Он уставился на нее удивленным взглядом:
— Не понимаю, о чем вы говорите.
— Возможно, мне показалось, — усомнилась она. — А теперь наклонитесь и покажите мне порез.
Она чуть не рассмеялась, заметив, что он взглянул на нее с опаской.
— Со мной все в порядке. Обещаю не падать в обморок. Я не выношу вида только собственной крови.
— Я вас хорошо понимаю.
Она осторожно приложила ладонь к его щеке. При прикосновении ее руки к его лицу сердце у нее бешено заколотилось, словно в насмешку над ее недавними самоуверенными мыслями о собственном самообладании. Он придвинулся чуть ближе.

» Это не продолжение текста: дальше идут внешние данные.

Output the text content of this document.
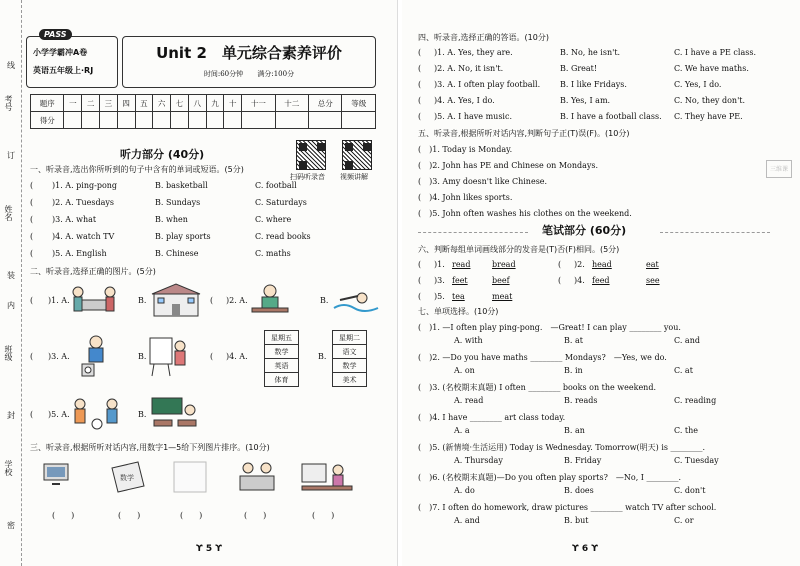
线
考号
订
姓名
装
内
班级
封
学校
密
PASS
小学学霸冲A卷
英语五年级上·RJ
Unit 2　单元综合素养评价
时间:60分钟 满分:100分
题序	一	二	三	四	五	六	七	八	九	十	十一	十二	总分	等级
得分														
听力部分 (40分)
扫码听录音 视频讲解
一、听录音,选出你所听到的句子中含有的单词或短语。(5分)
( )1. A. ping-pong	B. basketball	C. football
( )2. A. Tuesdays	B. Sundays	C. Saturdays
( )3. A. what	B. when	C. where
( )4. A. watch TV	B. play sports	C. read books
( )5. A. English	B. Chinese	C. maths
二、听录音,选择正确的图片。(5分)
( )1. A.	B.	( )2. A.	B.
( )3. A.	B.	( )4. A.
星期五
数学
英语
体育
B.
星期二
语文
数学
美术
( )5. A.	B.
三、听录音,根据所听对话内容,用数字1—5给下列图片排序。(10分)
数学
(　　)	(　　)	(　　)	(　　)	(　　)
ϒ 5 ϒ
四、听录音,选择正确的答语。(10分)
( )1. A. Yes, they are.	B. No, he isn't.	C. I have a PE class.
( )2. A. No, it isn't.	B. Great!	C. We have maths.
( )3. A. I often play football. B. I like Fridays.	C. Yes, I do.
( )4. A. Yes, I do.	B. Yes, I am.	C. No, they don't.
( )5. A. I have music.	B. I have a football class. C. They have PE.
五、听录音,根据所听对话内容,判断句子正(T)误(F)。(10分)
(　)1. Today is Monday.
(　)2. John has PE and Chinese on Mondays.
(　)3. Amy doesn't like Chinese.
(　)4. John likes sports.
(　)5. John often washes his clothes on the weekend.
笔试部分 (60分)
六、判断每组单词画线部分的发音是(T)否(F)相同。(5分)
( )1. read	bread	( )2. head	eat
( )3. feet	beef	( )4. feed	see
( )5. tea	meat
七、单项选择。(10分)
(　)1. —I often play ping-pong.　—Great! I can play ________ you.
A. with	B. at	C. and
(　)2. —Do you have maths ________ Mondays?　—Yes, we do.
A. on	B. in	C. at
(　)3. (名校期末真题) I often ________ books on the weekend.
A. read	B. reads	C. reading
(　)4. I have ________ art class today.
A. a	B. an	C. the
(　)5. (新情境·生活运用) Today is Wednesday. Tomorrow(明天) is ________.
A. Thursday	B. Friday	C. Tuesday
(　)6. (名校期末真题)—Do you often play sports?　—No, I ________.
A. do	B. does	C. don't
(　)7. I often do homework, draw pictures ________ watch TV after school.
A. and	B. but	C. or
三维课
ϒ 6 ϒ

— Как вы полагаете, рана не смертельная? — спросил Джастин. Хотя его голос стал неторопливым и теплым, как подтаявший свечной воск, взгляд его был голодным, настороженным и решительным, как у человека, приближающегося к банкетному столу врага с обнаженным мечом в руке. — Ну как? — Его вкрадчивый тон соблазнял, ласкал.
Она отодвинулась на дюйм, судорожно глотнув воздуха. Он приблизился на три дюйма.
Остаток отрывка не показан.